The White House has earmarked hundreds of millions of dollars to “support the modernization” of its verification and anti-fraud systems and better protect the American populace.
Findings in the PYMNTS report, “The State Of Fraud and Financial Crime In The U.S.,” show that savvy businesses are doing the same with their own internal systems.
Large financial institutions (FIs) with over $5 billion in assets collectively bore nearly $120 million in average fraud costs for 2022.
Per the report, digital payments misuse accounted for 21% of the total number of fraudulent transactions, while fraud resulting from relationship, product and service scams together represented 22%.
Gerhard Oosthuizen, chief technology officer of Entersekt, told PYMNTS in an interview posted Tuesday (Feb. 28) that “2023 is shaping up to be an interesting year, as businesses are now able to take stock of what tasks and which system investments are needed to accelerate success within tomorrow’s increasingly online and digital environment.”

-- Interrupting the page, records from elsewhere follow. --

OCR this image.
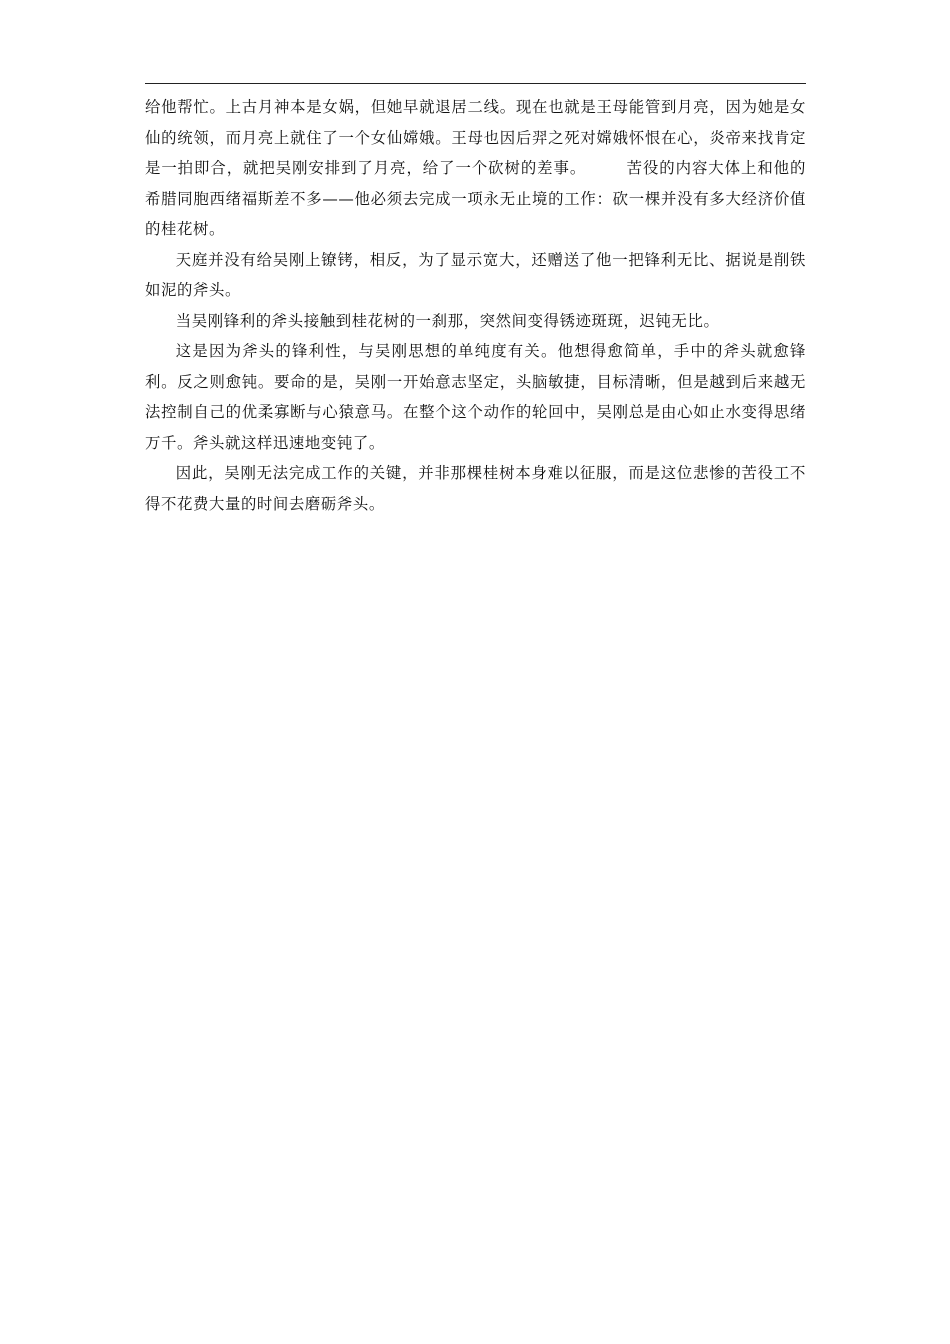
给他帮忙。上古月神本是女娲，但她早就退居二线。现在也就是王母能管到月亮，因为她是女仙的统领，而月亮上就住了一个女仙嫦娥。王母也因后羿之死对嫦娥怀恨在心，炎帝来找肯定是一拍即合，就把吴刚安排到了月亮，给了一个砍树的差事。	苦役的内容大体上和他的希腊同胞西绪福斯差不多——他必须去完成一项永无止境的工作：砍一棵并没有多大经济价值的桂花树。

天庭并没有给吴刚上镣铐，相反，为了显示宽大，还赠送了他一把锋利无比、据说是削铁如泥的斧头。

当吴刚锋利的斧头接触到桂花树的一刹那，突然间变得锈迹斑斑，迟钝无比。

这是因为斧头的锋利性，与吴刚思想的单纯度有关。他想得愈简单，手中的斧头就愈锋利。反之则愈钝。要命的是，吴刚一开始意志坚定，头脑敏捷，目标清晰，但是越到后来越无法控制自己的优柔寡断与心猿意马。在整个这个动作的轮回中，吴刚总是由心如止水变得思绪万千。斧头就这样迅速地变钝了。

因此，吴刚无法完成工作的关键，并非那棵桂树本身难以征服，而是这位悲惨的苦役工不得不花费大量的时间去磨砺斧头。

See also: Interest in Advanced Digital ID Growing to Address Convenience, Safety Concerns
Companies that remove identity verification friction stand to gain revenue relative to peers, yet a PYMNTS report, the “New B2B Authentication Standard,” found that nearly half of companies (49%) view verifying the identities of new business customers as a significant challenge needing to be addressed.
The report noted 50% of companies that implement automated solutions for digital identity verification are happy they did so.
In today’s environment, companies should use technology that allows them to ensure payment details are verified during onboarding and whenever there are requests to update banking information to certify that sensitive information being shared is both protected and legitimate.
“There’s a beautiful upside that can reduce cost and drive much better customer experience,” Entersekt’s Oosthuizen told PYMNTS in reference to today’s modern fraud-fighting tools. “Unfortunately, there is also a darker side. People are already using ChatGPT and generative AI to write phishing emails, to create fake personas and synthetic IDs.”
As digital identity moves beyond “just tick-the-boxes” technology to become an increasingly critical security pillar, it’s important for businesses to continue investing in the proper protocols and controls to support emergent authentication gateways like password-less solutions and biometric security features.